Activists demonstrate in favor of RUU Penghapusan Kekerasan Seksual  (the Draft Law on the Elimination of Sexual Violence). Photo: Komnas Perempuan / Facebook
Activists demonstrate in favor of RUU Penghapusan Kekerasan Seksual (the Draft Law on the Elimination of Sexual Violence). Photo: Komnas Perempuan / Facebook

Outrage over the six-month jail sentence recently given to a teacher who recorded her school’s principal sexually harassing her has once again put the way the Indonesian legal system handles cases of sexual harassment and abuse under scrutiny. A bill that could rectify many of the problems that plague these cases was drafted long ago, but its recognition of violence between same-sex partners has become one of its main barriers to passage.

Read also: ‘Why Indonesia desperately needs a new bill to curb the rise of sexual violence’

That’s according to Komnas Perempuan (National Commission on Violence Against Women) member Sri Nurherwati, who said that the country’s current moral panic over LGBT rights was making legislators hesitant to push RUU Penghapusan Kekerasan Seksual  (the Draft Law on the Elimination of Sexual Violence) into law.

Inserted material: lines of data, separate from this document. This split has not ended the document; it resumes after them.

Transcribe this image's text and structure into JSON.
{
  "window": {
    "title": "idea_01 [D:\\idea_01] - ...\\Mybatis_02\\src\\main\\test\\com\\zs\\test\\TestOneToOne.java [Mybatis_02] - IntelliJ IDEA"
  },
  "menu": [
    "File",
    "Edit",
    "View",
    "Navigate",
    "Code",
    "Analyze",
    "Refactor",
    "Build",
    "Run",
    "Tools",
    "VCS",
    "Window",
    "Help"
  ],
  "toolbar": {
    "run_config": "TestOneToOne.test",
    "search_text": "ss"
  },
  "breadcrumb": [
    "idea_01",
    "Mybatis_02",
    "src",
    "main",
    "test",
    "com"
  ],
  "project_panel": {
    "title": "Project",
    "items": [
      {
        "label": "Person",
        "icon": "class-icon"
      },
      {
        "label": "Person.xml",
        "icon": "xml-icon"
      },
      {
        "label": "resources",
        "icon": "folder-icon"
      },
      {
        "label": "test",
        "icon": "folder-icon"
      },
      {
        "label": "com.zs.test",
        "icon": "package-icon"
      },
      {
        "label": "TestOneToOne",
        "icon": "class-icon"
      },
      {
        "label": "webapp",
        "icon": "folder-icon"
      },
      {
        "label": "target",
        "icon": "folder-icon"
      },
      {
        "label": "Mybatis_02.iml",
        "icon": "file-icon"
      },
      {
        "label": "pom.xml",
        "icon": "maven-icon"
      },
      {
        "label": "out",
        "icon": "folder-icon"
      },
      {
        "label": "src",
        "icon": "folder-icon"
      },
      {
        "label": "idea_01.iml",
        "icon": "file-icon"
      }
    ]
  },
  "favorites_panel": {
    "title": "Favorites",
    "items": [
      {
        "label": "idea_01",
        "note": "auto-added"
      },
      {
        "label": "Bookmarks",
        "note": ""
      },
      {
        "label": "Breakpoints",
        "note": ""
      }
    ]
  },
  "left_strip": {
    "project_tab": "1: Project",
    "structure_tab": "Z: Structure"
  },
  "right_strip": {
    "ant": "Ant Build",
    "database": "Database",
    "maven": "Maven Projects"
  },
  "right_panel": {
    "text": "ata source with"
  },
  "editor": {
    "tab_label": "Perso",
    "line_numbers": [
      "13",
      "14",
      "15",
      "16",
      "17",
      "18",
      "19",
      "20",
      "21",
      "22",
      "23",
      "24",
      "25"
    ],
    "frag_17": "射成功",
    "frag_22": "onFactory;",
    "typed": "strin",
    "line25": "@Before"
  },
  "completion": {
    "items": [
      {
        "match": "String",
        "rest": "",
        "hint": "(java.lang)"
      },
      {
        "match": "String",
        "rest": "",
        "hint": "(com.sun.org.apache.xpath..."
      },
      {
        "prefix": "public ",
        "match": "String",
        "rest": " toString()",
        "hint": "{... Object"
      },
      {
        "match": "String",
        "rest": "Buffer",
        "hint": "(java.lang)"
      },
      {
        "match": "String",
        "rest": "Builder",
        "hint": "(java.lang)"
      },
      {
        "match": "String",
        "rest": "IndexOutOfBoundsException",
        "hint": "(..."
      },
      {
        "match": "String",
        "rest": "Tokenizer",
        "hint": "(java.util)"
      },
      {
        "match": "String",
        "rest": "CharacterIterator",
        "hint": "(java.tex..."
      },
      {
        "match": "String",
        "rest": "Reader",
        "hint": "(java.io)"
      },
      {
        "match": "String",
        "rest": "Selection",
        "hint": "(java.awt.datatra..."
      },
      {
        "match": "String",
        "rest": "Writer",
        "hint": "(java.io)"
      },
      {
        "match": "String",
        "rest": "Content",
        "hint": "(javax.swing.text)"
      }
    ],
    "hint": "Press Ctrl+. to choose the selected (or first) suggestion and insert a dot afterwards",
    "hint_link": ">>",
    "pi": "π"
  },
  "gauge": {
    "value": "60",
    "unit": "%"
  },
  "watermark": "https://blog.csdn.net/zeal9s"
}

“In the DPR (House of Representatives), the Bill on Sexual Violence is being held back because of its recognition of LGBT. I think we have to be firm, the DPR should discuss it immediately,” Sri said at her office in Jakarta yesterday as quoted by CNN Indonesia.

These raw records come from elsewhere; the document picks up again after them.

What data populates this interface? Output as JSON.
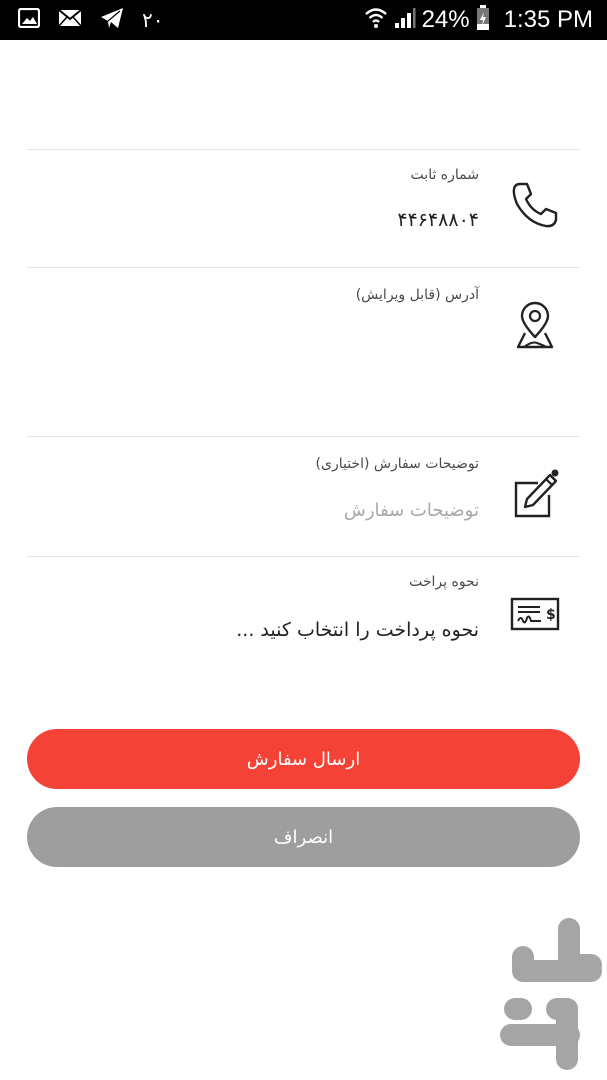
{
  "status_bar": {
    "notification_count": "۲۰",
    "battery": "24%",
    "time": "1:35 PM"
  },
  "form": {
    "phone": {
      "label": "شماره ثابت",
      "value": "۴۴۶۴۸۸۰۴"
    },
    "address": {
      "label": "آدرس (قابل ویرایش)",
      "value": ""
    },
    "notes": {
      "label": "توضیحات سفارش (اختیاری)",
      "placeholder": "توضیحات سفارش"
    },
    "payment": {
      "label": "نحوه پراخت",
      "value": "نحوه پرداخت را انتخاب کنید ..."
    }
  },
  "actions": {
    "submit_label": "ارسال سفارش",
    "cancel_label": "انصراف"
  },
  "colors": {
    "primary": "#f44336",
    "secondary": "#9e9e9e",
    "status_bar": "#000000"
  },
  "icons": {
    "phone": "phone-icon",
    "address": "map-pin-icon",
    "notes": "edit-icon",
    "payment": "check-payment-icon",
    "brand": "bazaar-logo-icon"
  }
}
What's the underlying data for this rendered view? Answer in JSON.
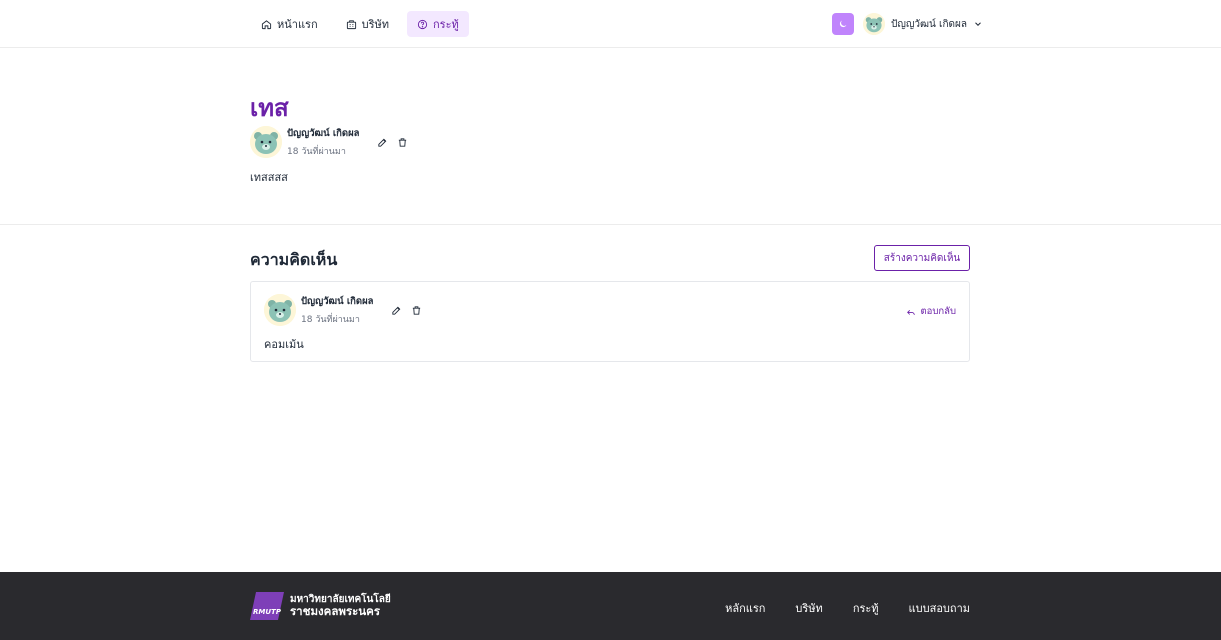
{
  "header": {
    "nav": [
      {
        "label": "หน้าแรก",
        "icon": "home-icon",
        "active": false
      },
      {
        "label": "บริษัท",
        "icon": "building-icon",
        "active": false
      },
      {
        "label": "กระทู้",
        "icon": "question-icon",
        "active": true
      }
    ],
    "theme_icon": "moon-icon",
    "user": {
      "name": "ปัญญวัฒน์ เกิดผล"
    }
  },
  "post": {
    "title": "เทส",
    "author": "ปัญญวัฒน์ เกิดผล",
    "time": "18 วันที่ผ่านมา",
    "body": "เทสสสส"
  },
  "comments": {
    "title": "ความคิดเห็น",
    "create_label": "สร้างความคิดเห็น",
    "items": [
      {
        "author": "ปัญญวัฒน์ เกิดผล",
        "time": "18 วันที่ผ่านมา",
        "body": "คอมเม้น",
        "reply_label": "ตอบกลับ"
      }
    ]
  },
  "footer": {
    "logo_abbr": "RMUTP",
    "logo_line1": "มหาวิทยาลัยเทคโนโลยี",
    "logo_line2": "ราชมงคลพระนคร",
    "links": [
      "หลักแรก",
      "บริษัท",
      "กระทู้",
      "แบบสอบถาม"
    ]
  },
  "colors": {
    "accent": "#6b21a8",
    "accent_soft": "#f3e8ff",
    "theme_button": "#c084fc",
    "footer_bg": "#2a2a2e"
  }
}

Sri urged the lawmakers in DPR Commission IX (in which the draft bill currently sits) to look past the LGBT controversy to pass legislation that was incredibly important to protect all victims of sexual violence in all of its forms.

She also noted that the bill’s recognition that sexual violence could take place between same-sex individuals did not need to imply support or “legalization” of LGBT.

Homosexuality and LGBT behavior is not illegal in Indonesia, except in the province of Aceh that has special autonomy to enact sharia-based law. However, anti-LGBT sentiment is strong in many parts of the country and many regional governments are now trying to pass discriminatory legislation targeting the vilified minority. When the Constitutional Court struck down a judicial review last year that would have effectively made homosexual acts illegal, they were strongly criticized by many for “legalizing” LGBT (even though, again, it was already legal before).

But even if there’s a chance that politicians could face similar criticism for passing RUU Penghapusan Kekerasan Seksual, hopefully there are enough who have the courage to recognize that the bill’s importance far outweighs that.

The bill, which was drafted in part by Komnas Perempuan, clearly defines the different forms of sexual violence and sets out the responsibilities of the State in dealing with those cases. Crucially, it provides for the protection of victims and witnesses, increases their access to legal solutions, recovery and reparation mechanisms for the victim and rehabilitation of the offender.

While the coverage of and attention paid to cases of sexual violence is improving in Indonesia to some degree, a culture of stigmatization and victim blaming still keeps the country’s epidemic of sexual violence largely hidden from the public. If legislators are really serious about tackling these issues and protecting victims, than they need to put identity politics aside and do what is right by passing it immediately.